For the last 100 years, neuroscience has been in its Dodge City stage: chock full of unruly and unfettered “shoot 'em up” cowboys and outlaws. Why has neuroscience been so unruly? No sheriffs. Unlike many other fields, it has not been disciplined by an agreed-upon set of next questions to be answered. As a result, neuroscience, with its unrestrained and unfettered researchers at large poking about in whatever has interested them, has accumulated information about nervous systems (from insects to humans) at an astonishing rate. As I have related before, so much information is stacking up, however, that if one adopted the intellectual style of first learning all there is to know about a topic before studying new dimensions of it, then future progress would be stopped dead in its tracks, like so many cowboys on the streets of Dodge.
No place was as unfettered and unrestrained as Roger W. Sperry's lab at Caltech. Perhaps the premier brain scientist of the last century, he must have told me a hundred times, “Try it. And don't read the literature until after you have made your observations. Otherwise you can be blinded by pre-existing dogma.” This is how we operated in those delicious free-ranging days in his lab exploring the unknown. If we had an idea, we “tried it.” We were also spurred on by other greats wandering the halls. Linus Pauling (recipient of two Nobel Prizes) once stumbled across me in the midst of an experiment, which resulted in the take-away lesson “Assume nothing.”

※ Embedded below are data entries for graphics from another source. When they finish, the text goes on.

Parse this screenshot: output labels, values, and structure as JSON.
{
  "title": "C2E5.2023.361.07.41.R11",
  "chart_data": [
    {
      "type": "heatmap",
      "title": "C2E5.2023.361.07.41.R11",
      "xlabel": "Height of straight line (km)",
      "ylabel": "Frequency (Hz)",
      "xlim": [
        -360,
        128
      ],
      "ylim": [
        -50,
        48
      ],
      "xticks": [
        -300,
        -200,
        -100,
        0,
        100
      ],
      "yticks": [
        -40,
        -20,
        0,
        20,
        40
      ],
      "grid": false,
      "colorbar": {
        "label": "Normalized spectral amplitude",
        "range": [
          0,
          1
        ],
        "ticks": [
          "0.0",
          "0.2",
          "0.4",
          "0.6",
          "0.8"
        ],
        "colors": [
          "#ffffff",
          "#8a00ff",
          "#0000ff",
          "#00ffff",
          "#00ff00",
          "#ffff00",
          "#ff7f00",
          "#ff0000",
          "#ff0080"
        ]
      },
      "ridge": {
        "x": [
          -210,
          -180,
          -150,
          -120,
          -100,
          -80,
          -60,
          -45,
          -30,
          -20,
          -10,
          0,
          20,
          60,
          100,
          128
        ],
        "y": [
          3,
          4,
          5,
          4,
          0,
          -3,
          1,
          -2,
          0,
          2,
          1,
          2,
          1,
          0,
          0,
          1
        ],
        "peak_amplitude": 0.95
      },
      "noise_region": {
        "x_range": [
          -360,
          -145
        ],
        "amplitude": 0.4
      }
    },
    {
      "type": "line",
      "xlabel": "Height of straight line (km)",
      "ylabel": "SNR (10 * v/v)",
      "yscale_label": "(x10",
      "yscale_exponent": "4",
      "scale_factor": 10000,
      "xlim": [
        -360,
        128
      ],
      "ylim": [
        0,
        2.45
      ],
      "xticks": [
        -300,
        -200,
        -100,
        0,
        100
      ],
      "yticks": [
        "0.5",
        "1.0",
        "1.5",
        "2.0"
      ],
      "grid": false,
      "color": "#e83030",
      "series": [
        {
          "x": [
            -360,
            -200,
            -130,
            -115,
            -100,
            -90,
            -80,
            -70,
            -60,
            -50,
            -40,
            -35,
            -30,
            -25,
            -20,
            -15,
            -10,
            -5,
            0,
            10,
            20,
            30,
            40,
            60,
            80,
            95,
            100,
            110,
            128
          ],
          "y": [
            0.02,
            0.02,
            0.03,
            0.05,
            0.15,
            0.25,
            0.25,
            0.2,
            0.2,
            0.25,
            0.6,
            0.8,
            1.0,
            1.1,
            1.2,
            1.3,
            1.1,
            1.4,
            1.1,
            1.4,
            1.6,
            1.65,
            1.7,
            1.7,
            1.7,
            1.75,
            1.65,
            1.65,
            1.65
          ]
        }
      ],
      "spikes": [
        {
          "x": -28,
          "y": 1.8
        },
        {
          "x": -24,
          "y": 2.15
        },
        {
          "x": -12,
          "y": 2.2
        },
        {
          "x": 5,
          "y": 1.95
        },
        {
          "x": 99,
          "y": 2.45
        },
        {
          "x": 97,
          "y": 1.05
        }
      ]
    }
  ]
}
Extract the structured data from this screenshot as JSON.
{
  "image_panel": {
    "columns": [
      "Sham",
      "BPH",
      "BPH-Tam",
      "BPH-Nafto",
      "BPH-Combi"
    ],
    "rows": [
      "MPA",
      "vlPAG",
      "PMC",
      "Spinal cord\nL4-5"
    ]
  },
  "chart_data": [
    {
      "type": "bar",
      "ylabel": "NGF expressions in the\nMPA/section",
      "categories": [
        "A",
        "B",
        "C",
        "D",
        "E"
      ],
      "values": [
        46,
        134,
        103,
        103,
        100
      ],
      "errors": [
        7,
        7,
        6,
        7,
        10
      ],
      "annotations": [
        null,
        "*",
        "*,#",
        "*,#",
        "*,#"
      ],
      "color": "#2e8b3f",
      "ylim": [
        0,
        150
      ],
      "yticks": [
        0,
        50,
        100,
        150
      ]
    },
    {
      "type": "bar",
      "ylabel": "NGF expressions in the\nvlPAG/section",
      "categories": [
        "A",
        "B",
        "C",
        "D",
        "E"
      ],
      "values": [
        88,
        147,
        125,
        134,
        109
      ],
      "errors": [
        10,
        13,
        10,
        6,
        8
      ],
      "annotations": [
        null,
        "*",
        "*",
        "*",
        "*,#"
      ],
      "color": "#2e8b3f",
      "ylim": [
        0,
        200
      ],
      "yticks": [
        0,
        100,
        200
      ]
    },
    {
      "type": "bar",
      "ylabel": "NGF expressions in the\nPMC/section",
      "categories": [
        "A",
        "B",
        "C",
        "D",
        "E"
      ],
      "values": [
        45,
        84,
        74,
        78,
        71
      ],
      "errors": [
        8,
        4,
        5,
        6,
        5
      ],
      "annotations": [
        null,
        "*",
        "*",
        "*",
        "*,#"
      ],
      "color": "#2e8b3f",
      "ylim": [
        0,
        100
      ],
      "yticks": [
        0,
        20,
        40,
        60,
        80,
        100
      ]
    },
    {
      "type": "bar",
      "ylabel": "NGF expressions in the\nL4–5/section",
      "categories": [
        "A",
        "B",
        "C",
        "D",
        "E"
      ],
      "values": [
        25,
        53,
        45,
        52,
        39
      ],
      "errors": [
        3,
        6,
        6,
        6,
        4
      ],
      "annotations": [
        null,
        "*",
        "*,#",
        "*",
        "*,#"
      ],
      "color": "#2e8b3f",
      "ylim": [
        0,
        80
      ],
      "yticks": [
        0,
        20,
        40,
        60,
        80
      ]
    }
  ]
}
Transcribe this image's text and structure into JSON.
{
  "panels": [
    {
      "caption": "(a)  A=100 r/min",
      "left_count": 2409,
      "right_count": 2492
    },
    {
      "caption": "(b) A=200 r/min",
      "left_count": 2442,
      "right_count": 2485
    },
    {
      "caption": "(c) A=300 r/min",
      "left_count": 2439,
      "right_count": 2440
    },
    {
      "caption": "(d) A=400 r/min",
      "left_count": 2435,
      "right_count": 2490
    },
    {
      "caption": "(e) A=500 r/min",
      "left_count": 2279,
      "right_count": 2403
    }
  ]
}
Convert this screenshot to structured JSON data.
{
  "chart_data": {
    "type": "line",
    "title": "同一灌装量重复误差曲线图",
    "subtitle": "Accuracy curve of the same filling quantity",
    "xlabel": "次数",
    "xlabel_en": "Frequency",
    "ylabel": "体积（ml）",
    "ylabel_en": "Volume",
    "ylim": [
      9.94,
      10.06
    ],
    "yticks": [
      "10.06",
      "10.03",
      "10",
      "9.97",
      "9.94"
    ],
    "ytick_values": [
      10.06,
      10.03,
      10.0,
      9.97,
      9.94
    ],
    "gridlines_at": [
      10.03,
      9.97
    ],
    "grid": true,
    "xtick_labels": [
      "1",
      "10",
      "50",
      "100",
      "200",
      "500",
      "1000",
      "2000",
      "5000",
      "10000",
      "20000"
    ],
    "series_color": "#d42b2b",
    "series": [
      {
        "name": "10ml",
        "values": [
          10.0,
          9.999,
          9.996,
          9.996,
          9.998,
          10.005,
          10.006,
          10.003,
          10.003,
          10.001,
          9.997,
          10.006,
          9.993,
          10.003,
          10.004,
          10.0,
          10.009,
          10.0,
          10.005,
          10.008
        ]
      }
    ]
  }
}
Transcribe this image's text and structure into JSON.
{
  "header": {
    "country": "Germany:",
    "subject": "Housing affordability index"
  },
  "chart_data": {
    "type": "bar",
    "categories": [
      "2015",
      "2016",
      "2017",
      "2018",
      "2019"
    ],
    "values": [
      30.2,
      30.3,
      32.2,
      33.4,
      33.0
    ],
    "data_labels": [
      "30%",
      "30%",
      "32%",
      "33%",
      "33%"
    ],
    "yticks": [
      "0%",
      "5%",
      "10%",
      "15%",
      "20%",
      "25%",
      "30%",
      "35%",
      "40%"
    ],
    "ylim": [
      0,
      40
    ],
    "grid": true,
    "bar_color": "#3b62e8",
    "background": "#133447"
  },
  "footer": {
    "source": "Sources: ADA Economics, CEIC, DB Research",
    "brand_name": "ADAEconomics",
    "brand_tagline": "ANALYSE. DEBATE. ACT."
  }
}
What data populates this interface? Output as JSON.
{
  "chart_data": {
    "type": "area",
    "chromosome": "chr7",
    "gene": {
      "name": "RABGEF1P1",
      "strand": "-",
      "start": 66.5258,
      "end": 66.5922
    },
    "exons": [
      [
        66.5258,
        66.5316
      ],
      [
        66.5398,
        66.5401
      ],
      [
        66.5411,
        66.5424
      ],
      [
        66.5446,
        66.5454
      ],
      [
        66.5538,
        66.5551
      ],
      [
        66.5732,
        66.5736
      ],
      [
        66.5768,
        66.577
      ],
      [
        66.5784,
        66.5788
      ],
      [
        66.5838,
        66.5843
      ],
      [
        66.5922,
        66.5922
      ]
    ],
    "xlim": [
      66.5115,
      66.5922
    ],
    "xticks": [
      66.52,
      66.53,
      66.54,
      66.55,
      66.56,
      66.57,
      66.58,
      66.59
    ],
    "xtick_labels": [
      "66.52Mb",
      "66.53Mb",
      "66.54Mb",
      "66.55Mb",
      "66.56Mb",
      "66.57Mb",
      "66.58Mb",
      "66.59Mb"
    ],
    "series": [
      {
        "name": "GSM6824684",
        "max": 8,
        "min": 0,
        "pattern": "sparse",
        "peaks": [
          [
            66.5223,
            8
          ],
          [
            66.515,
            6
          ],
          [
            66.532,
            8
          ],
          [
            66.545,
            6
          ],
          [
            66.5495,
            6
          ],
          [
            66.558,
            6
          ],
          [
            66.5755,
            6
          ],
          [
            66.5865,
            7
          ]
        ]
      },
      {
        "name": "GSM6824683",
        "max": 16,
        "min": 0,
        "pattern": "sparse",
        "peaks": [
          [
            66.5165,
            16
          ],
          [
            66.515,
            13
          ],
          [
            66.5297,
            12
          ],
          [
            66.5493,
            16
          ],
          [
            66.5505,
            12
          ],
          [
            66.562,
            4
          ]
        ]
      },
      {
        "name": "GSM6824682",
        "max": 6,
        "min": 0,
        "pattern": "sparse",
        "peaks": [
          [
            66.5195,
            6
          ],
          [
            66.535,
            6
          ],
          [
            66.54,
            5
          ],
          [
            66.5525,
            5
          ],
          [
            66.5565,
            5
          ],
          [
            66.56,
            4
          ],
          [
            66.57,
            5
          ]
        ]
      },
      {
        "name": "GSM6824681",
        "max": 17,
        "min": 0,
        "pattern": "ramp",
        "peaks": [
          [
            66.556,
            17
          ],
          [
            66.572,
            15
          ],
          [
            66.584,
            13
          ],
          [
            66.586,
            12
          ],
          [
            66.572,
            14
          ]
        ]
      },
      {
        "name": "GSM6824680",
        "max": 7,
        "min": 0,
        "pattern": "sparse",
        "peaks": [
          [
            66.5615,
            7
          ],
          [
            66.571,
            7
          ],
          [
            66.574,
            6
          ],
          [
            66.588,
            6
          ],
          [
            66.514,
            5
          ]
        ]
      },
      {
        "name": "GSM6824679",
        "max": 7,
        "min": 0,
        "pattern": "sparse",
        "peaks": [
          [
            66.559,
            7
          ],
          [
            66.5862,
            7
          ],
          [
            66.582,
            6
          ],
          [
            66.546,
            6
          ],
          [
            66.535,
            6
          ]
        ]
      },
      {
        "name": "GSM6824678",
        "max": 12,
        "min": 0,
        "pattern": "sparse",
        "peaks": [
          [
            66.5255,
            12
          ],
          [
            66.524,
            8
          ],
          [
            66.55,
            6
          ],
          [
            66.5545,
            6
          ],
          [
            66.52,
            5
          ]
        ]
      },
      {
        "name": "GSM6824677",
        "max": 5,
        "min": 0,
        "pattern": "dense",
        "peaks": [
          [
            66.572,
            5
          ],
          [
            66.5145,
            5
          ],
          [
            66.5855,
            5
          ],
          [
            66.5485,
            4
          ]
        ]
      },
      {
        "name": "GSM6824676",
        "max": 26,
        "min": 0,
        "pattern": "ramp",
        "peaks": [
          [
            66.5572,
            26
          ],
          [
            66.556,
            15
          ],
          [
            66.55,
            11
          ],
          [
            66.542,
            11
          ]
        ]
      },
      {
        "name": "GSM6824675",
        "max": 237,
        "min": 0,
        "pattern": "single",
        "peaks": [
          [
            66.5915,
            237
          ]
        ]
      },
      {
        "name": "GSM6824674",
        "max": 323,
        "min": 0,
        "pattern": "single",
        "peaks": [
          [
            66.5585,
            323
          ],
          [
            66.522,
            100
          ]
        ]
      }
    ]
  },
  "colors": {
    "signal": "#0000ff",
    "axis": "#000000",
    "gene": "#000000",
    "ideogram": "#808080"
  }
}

As an undergrad, I was interested in neural specificity. In 1960, I lucked out, getting a summer NSF fellowship to study with Sperry, but soon was captivated by all the experiments being done in his lab on “split-brain” animals, primarily cats and monkeys. The results were almost unbelievable: If one side of the brain was trained to do a sensory task, the other side of the brain didn't have a clue about it. I jumped in with both feet, went to work on rabbits, and was hooked.
In cats and monkeys, in order to train one half of the brain only, two things had to be done. First, the optic chiasm was divided down the middle. Thus, information exposed to one eye was only projected to the ipsilateral half brain.